Er wordt een methode gepresenteerd voor multimodale co-registratie van beelden waarvoor geen fiduciale markers nodig zijn voor productiescans. De op fantoom gebaseerde benadering genereert een differentiële transformatie tussen de coördinatensystemen van twee beeldvormingsmodaliteiten.

Residu van fusie en validatie van de differentiële transformatie
Bij het berekenen van de differentiële transformatie geeft de software een residu van fusie in millimeters weer, wat de gemiddelde kwadratische fout19 van de transformatie vertegenwoordigt. Als dit residu de orde van grootte van de voxelgrootte overschrijdt, is het raadzaam om de datasets te inspecteren op algemene problemen. Omdat alle afbeeldingen echter lichte vervormingen hebben, kan het residu niet willekeurig klein worden; Het weerspiegelt alleen de pasvorm van de gebruikte markeringen. Zo kan een co-registratie met drie markers resulteren in een kleiner residu op dezelfde datasets dan een transformatie met vier goed verdeelde markers. Dit komt omdat de markers zelf mogelijk te veel worden aangebracht wanneer er minder fiducials worden gebruikt. De nauwkeurigheid over de gehele dataset verbetert met een groter aantal markers.

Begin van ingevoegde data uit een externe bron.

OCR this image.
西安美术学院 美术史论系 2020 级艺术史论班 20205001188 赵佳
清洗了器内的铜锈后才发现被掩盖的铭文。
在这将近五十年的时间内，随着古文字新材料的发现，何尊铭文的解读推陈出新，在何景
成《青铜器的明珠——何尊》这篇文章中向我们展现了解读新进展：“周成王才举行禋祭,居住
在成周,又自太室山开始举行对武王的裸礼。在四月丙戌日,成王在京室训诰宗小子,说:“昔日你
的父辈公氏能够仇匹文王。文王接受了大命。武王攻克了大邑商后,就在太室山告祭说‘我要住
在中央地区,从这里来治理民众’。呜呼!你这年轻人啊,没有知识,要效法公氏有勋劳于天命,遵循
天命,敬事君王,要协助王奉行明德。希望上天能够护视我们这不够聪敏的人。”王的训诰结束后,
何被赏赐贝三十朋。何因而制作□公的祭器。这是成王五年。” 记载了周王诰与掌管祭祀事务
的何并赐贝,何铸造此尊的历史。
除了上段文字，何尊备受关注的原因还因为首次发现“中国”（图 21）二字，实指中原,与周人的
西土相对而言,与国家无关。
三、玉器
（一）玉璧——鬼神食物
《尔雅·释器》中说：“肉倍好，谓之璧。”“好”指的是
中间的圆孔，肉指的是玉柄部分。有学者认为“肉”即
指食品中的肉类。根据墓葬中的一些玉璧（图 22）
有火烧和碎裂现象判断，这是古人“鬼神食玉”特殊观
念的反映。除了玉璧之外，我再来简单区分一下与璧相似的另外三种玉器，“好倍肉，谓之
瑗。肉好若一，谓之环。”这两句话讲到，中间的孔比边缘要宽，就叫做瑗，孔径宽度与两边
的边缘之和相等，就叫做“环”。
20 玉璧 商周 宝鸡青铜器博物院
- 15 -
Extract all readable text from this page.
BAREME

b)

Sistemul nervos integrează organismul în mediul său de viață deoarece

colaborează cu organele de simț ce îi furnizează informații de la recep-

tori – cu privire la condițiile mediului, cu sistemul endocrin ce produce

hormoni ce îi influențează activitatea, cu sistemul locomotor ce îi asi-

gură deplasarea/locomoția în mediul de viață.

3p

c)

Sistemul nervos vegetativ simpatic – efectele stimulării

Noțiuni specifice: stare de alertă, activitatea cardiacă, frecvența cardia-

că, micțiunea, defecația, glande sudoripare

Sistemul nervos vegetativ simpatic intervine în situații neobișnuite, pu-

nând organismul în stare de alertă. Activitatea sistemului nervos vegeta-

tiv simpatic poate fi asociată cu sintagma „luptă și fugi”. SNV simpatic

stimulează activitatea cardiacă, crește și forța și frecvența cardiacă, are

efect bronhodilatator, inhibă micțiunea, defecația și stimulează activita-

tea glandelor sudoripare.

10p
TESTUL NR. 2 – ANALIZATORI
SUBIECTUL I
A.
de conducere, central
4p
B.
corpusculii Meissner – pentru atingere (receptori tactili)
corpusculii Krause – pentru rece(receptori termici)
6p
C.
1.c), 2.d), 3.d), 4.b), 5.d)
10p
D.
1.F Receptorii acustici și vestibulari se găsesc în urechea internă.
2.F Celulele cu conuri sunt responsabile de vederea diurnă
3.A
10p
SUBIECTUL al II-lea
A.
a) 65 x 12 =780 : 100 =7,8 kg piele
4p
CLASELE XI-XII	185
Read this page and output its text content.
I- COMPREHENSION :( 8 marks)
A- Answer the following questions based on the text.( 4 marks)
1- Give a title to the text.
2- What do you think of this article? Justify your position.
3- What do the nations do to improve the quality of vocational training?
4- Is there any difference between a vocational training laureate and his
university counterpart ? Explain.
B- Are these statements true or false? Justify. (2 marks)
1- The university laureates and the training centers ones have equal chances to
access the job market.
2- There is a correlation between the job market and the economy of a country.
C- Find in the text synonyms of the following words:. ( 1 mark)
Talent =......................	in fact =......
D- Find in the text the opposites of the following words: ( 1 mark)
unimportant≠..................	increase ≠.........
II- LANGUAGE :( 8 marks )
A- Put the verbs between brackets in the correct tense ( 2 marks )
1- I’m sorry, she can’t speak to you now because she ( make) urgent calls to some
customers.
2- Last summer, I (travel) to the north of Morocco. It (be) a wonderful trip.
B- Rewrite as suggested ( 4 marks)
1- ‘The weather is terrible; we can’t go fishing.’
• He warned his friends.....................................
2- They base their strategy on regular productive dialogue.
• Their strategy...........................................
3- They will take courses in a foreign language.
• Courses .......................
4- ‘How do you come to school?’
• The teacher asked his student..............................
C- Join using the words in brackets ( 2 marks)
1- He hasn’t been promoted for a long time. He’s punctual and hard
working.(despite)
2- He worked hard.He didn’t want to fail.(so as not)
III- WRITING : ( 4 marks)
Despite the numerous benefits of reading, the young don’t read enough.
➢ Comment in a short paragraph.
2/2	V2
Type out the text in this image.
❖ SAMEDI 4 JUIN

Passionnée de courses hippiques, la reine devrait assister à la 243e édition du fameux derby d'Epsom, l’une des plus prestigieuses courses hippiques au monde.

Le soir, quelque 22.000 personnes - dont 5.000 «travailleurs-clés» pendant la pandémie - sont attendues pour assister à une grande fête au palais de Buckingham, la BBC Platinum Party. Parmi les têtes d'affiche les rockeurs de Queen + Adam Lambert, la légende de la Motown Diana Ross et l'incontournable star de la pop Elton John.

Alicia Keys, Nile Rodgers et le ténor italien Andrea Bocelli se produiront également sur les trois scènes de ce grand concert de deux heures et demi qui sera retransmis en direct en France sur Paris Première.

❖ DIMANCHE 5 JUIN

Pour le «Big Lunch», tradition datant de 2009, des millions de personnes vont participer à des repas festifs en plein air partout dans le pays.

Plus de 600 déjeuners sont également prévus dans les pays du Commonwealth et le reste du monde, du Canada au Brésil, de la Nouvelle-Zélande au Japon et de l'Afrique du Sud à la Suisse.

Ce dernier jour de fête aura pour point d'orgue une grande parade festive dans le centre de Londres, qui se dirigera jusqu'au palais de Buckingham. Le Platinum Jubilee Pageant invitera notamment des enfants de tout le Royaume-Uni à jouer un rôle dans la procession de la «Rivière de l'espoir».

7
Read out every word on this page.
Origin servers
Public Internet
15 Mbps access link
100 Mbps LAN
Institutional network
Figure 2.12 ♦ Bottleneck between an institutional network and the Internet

De kwantitatieve nauwkeurigheid van de methode is afhankelijk van het specifieke paar apparaten dat wordt gebruikt. De berekende differentiële transformatie tussen de coördinatensystemen van twee apparaten kan worden gevalideerd door de volgende stappen te volgen: Vasthouden aan stap 4 van het protocol, maar het fantoom met fiduciale markers opnieuw als “monster” gebruiken. Het fantoom in een willekeurige positie plaatsen en ervoor zorgen dat het anders is dan degene die wordt gebruikt voor het schatten van de differentiële transformatie. Het is ook mogelijk om een ander fantoom te gebruiken dat geschikt is voor de respectievelijke modaliteiten, als er een beschikbaar is. Vervolgens wordt de eerder bepaalde differentiaaltransformatie (stap 4.2.5) toegepast om de twee modaliteiten op elkaar af te stemmen. Vervolgens worden markeringen op de afbeeldingen van beide modaliteiten geplaatst volgens stap 3.2 van het protocol. Om het fusieresidu voor deze markers te berekenen, klikt u op Menu Fusion > Overlay registreren naar onderlay > Residuele score weergeven.

De restfout beschrijft de gemiddelde verkeerde plaatsing van het signaal en moet in de orde van grootte van de voxel zijn. Concrete acceptatiedrempels zijn toepassingsafhankelijk en kunnen afhankelijk zijn van verschillende factoren, zoals de stijfheid en nauwkeurigheid van de beeldvormingssystemen, maar kunnen ook worden beïnvloed door beeldreconstructieartefacten.

Problemen met zelfconsistentie oplossen
Vaak komen problemen met zelfconsistentie voort uit een onbetrouwbare plaatsing. Een veel voorkomende fout is het plaatsen van de drager in een zijwaarts omgekeerde positie. Idealiter zou het mechanisch in slechts één richting in het beeldvormingsapparaat moeten worden ingebracht. Als dit niet haalbaar is, moeten begrijpelijke markeringen voor de gebruiker worden toegevoegd. Een ander veel voorkomend probleem is de mogelijkheid van beweging in de lengteas, waardoor axiale positionering onbetrouwbaar wordt. Het wordt aanbevolen om een afstandhouder te gebruiken die aan het ene uiteinde kan worden bevestigd om het muisbed op zijn plaats te houden. Afstandhouders op maat kunnen bijvoorbeeld snel en eenvoudig worden gemaakt door ze te 3D-printen. Sommige apparaten kunnen echter geen zelfconsistentie bieden met verschillende gezichtsvelden. In dergelijke gevallen wordt geadviseerd contact op te nemen met de leverancier, die de incompatibiliteit moet bevestigen en mogelijk in een toekomstige update moet aanpakken. Voor het overige blijft de methode betrouwbaar als voor alle scans, inclusief kalibratie en productiebeeldvorming, een identiek gezichtsveld wordt aangehouden.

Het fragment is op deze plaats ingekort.